“陳師兄,發什么呆?”胡依依見到陳敏濤一直沉思不語,于是問道。
“我是想不通貫杰為什么要陷害我,還有他上哪搞到我的指紋和頭發?”
貫豪嫖娼是下面派出所抓的人,他把老婆殺了之后他們刑警才出的現場,就因為貫杰看見他們把他老爸拷走了,就把這一切全記在了他頭上吧?
他只是正常出警就被貫杰記恨上了?
“我們到現場后,貫豪對自己的行為供認不諱,當時我還是小警員,隊長一個眼神我就上去銬人了,壓根也沒罵他,更別提暴力執法了,怎么會呢?”
陳敏濤陷入了自我懷疑,他仔細回想多年前的那一幕,說實話,要不是小武忽然想起來,他還真的一時沒想起來這號人,因為太稀松平常了,根本沒什么值得記憶的點。
當時他兒子在哪?好像是他剛把人往警車上押他就匆匆趕了回來,再說他沒表現的多愛他的父親,也沒上來跟警察拉扯,叫喊放了他父親之類的啊!
反而好像還趴在死者,也就是他母親的尸身上哭了一會,然后被他爺爺奶奶給拉回了房間里。
當時貫杰的口供是車俊武給做的,這事都過去六七年了,這幾年發生了什么?為什么他現在想來報復他?
“也許他這幾年過的一敗涂地,然后把錯怪到你身上,他找不到抓嫖娼的民警,就逮住你報復了,嘖,也不對,按道理他應該恨你啊,為啥申媛沒感受到他的恨?”
“或許他壓根不恨你,就純粹心理變態想報復?可這樣的人不應該會有報復的快感嗎?申媛你有感受到嗎?”
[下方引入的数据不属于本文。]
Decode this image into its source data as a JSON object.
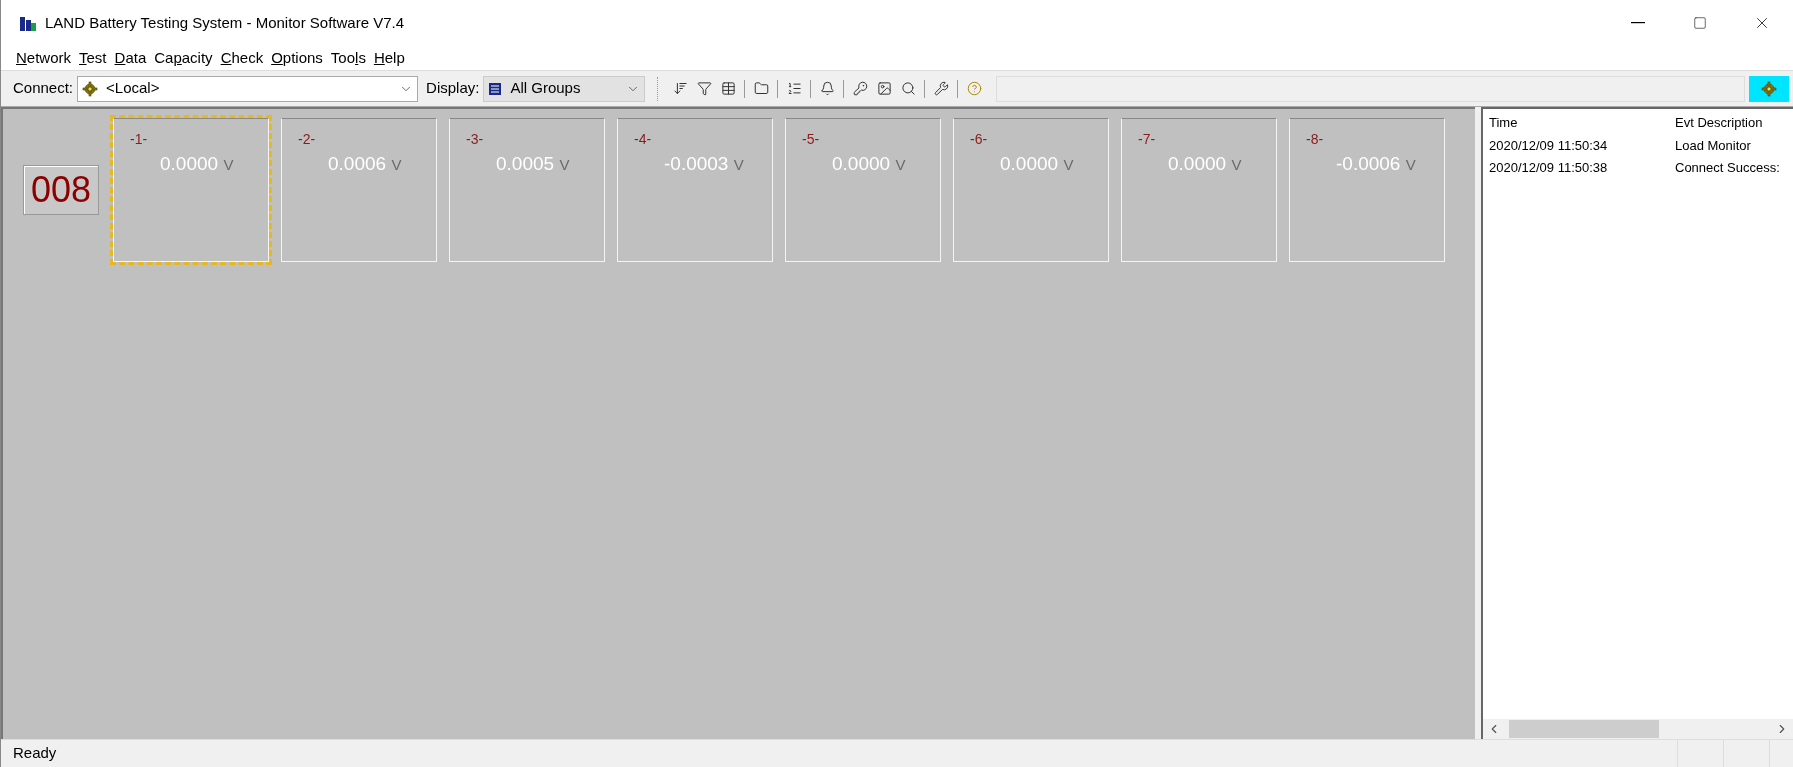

申媛搖了搖頭:“沒有!只有服從!要完成陷害你的信念。”
“那就是他不恨你,之前陳師兄你不是說有其他人教唆買通兇手嗎?說不定就是這樣了。”
胡依依也真的想不出其他的解釋,如果這案子沒有所謂的幕后黑手,那這也太無厘頭了吧?
車子內陷入了短暫的沉默,即使申媛看到了兇手的行兇畫面,陳敏濤又補充了兇手的背景,可這里面仍然有很多讓人費解想不通的地方。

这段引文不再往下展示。